# 870 slug



## edge13 (Jan 11, 2007)

Hoping for some advice on what my slug gun would be worth…. Just don’t gun hunt anymore.
Remington 870
12ga
2 3/4 & 3”
Fully rifled with sights
Nikon pro staff 2-7x 32
Decent shape normal marks on stock and slight surface rust on receiver and barrel
Any advice on asking price would be appreciated


----------



## juggerman (Jun 12, 2012)

300.00

Sent from my SM-G970U using Tapatalk


----------



## ironman172 (Apr 12, 2009)

What do you think its worth? You should have some idea, and how bad do you want to sell it? ?..... its worth what someone's willing to pay, and how bad they might want or need it.....to me not much (I've retired my shotgun use)...... 
Good luck if you decide to sell it 
Better advice then mine im sure is coming


----------



## Outasync (Mar 5, 2016)

12 or 20 gauge?


----------



## edge13 (Jan 11, 2007)

Sorry 12ga


----------



## Smitty82 (Mar 13, 2011)

Lication?


----------



## edge13 (Jan 11, 2007)

I’m in Canfield


----------



## DHower08 (Nov 20, 2015)

300 absolute tops. With straight walls legal in Ohio now alot of folks don't slug hunt anymore. If your serious about getting rid of it pm me


----------



## ya13ya03 (Sep 21, 2010)

I'd say it's worth $400. That's the new price and it has a nice scope and ready to go. They are hard to find right now. I wouldn't take less than $375 to a stranger.

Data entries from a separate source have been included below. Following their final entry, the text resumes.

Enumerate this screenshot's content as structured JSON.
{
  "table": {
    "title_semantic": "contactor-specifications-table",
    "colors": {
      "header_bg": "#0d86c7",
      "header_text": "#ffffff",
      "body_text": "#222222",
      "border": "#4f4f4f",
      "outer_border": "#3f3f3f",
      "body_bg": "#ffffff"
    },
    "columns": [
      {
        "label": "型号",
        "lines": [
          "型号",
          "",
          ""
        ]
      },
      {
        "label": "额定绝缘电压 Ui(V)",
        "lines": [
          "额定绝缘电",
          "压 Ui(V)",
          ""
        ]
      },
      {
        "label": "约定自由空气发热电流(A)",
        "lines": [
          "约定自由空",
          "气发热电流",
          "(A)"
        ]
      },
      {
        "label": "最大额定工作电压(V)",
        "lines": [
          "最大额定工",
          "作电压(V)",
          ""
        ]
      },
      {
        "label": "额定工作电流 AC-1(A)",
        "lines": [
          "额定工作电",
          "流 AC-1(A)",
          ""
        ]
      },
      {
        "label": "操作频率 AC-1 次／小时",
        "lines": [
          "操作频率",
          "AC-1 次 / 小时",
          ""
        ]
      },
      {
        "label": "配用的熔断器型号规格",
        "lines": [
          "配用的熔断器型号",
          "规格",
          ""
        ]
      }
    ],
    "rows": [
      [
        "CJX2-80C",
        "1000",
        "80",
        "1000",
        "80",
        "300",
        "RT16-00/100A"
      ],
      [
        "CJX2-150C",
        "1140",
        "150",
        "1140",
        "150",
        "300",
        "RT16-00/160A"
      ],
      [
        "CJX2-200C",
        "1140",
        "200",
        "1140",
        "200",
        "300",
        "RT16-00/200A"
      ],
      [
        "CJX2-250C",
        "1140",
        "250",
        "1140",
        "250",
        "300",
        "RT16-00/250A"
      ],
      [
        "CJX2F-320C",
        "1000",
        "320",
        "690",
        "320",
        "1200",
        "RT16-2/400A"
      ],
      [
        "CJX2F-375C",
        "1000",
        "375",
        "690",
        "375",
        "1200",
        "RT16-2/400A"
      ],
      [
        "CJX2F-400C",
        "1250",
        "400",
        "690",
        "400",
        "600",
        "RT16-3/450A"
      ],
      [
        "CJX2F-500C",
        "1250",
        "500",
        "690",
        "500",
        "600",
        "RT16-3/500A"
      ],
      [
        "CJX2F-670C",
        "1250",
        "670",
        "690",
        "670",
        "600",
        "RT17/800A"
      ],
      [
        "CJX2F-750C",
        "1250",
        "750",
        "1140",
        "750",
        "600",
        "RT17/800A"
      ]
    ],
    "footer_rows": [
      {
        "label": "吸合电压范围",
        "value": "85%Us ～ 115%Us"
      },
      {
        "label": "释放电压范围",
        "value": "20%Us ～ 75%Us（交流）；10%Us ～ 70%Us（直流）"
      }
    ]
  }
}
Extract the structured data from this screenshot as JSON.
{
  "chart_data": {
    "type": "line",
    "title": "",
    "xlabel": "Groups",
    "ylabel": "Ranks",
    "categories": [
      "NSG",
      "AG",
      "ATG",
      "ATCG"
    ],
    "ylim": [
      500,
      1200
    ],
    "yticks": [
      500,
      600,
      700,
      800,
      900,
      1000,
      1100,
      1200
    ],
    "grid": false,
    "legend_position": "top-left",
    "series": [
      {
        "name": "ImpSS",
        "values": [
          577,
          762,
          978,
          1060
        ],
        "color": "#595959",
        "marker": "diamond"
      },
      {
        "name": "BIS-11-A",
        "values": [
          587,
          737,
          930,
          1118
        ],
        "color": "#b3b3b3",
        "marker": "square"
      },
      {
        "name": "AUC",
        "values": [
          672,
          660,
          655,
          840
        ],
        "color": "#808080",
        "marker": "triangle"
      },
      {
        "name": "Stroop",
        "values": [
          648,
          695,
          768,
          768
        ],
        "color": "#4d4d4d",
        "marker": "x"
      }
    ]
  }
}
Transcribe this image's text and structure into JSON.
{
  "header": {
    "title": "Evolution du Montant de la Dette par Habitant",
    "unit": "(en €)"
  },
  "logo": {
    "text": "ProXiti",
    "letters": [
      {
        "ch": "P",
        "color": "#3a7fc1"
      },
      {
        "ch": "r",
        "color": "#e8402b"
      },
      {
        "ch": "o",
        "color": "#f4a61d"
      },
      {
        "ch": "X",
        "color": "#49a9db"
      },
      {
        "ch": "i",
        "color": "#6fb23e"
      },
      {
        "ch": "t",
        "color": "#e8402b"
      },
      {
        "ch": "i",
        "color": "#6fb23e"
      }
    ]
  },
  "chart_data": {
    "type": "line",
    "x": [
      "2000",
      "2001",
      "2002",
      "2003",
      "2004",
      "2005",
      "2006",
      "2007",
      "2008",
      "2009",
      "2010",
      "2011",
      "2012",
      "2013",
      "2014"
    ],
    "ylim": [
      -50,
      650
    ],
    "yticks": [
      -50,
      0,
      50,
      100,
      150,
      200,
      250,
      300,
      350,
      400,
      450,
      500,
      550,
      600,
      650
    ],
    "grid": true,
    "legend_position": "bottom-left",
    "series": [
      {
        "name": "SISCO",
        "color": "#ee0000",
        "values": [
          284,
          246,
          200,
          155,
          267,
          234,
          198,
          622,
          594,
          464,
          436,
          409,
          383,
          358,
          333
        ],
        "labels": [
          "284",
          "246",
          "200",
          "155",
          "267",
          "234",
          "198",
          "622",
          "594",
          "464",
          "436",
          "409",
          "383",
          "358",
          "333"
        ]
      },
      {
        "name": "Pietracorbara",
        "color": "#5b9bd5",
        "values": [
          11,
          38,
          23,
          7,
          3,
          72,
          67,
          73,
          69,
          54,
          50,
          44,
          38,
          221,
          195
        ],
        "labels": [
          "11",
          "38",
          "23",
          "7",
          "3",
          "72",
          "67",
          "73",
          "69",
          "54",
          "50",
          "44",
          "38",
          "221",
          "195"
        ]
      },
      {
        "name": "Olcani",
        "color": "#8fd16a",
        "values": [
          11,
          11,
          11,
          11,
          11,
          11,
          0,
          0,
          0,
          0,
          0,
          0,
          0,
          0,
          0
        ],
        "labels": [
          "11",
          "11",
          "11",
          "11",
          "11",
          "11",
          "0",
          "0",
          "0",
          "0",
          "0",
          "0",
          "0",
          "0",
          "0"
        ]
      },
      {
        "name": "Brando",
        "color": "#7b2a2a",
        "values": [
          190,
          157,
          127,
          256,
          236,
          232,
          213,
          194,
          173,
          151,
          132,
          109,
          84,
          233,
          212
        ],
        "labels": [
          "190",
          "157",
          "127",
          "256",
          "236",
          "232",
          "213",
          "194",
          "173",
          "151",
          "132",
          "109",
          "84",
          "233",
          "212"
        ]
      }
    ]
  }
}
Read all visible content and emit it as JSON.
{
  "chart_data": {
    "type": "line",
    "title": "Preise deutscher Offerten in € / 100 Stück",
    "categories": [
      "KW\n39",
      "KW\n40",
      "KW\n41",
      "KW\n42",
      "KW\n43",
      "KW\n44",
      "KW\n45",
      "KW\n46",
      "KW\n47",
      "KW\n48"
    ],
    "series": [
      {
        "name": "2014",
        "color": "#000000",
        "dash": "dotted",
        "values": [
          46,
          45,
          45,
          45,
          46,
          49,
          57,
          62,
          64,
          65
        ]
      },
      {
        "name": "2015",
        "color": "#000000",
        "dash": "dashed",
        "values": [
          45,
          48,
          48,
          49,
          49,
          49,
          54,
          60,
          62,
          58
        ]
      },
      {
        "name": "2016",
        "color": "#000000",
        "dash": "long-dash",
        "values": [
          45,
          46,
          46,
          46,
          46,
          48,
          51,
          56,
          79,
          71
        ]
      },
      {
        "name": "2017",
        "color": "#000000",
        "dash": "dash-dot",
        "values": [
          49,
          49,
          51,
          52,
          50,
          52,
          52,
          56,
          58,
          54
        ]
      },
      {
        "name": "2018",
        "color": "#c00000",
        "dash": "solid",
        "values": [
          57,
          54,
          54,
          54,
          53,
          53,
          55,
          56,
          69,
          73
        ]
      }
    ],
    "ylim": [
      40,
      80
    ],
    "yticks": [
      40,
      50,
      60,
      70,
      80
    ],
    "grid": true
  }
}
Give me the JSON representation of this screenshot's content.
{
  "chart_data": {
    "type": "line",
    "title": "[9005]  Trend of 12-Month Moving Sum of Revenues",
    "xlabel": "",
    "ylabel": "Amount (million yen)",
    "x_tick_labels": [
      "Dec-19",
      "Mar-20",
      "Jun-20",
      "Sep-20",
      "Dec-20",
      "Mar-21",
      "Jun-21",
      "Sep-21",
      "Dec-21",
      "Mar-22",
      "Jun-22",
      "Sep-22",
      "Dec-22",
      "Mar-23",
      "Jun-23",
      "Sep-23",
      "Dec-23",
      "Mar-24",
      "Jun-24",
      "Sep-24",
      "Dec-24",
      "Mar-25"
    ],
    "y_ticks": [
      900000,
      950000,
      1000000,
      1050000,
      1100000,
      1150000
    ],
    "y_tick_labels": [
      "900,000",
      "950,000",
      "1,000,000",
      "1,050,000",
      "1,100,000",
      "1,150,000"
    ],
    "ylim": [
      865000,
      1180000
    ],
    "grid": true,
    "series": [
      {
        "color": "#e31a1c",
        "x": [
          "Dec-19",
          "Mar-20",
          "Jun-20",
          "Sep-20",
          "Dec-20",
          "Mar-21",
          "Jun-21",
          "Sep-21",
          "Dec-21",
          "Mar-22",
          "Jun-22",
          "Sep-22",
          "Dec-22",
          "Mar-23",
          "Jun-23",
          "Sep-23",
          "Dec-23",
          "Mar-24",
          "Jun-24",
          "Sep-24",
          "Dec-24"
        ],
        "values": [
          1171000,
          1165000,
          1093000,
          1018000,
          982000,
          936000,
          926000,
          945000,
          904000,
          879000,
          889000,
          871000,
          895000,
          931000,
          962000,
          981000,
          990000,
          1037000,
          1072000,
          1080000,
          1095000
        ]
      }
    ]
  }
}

The buddy price is a different subject.


----------



## fireline (Jun 14, 2007)

Change barrels and you have a great turkey gun


----------



## edge13 (Jan 11, 2007)

Thanks for all the input everyone!
I’m going to take some better pics and throw her up in the marketplace for $350


----------



## Smitty82 (Mar 13, 2011)

If you lived closer I’d buy it today, but it’s just to far for me. It should sell quick! I wouldn’t take less than 350 unless it’s to a friend.


----------



## Popspastime (Apr 1, 2014)

You can't replace it for $300.. guaranteed. Keep it and pass it down to a family member instead of giving it away.


----------



## one3 (Dec 1, 2015)

You are asking what it is worth. Slug guns and compound bows Today do not sell for much.


----------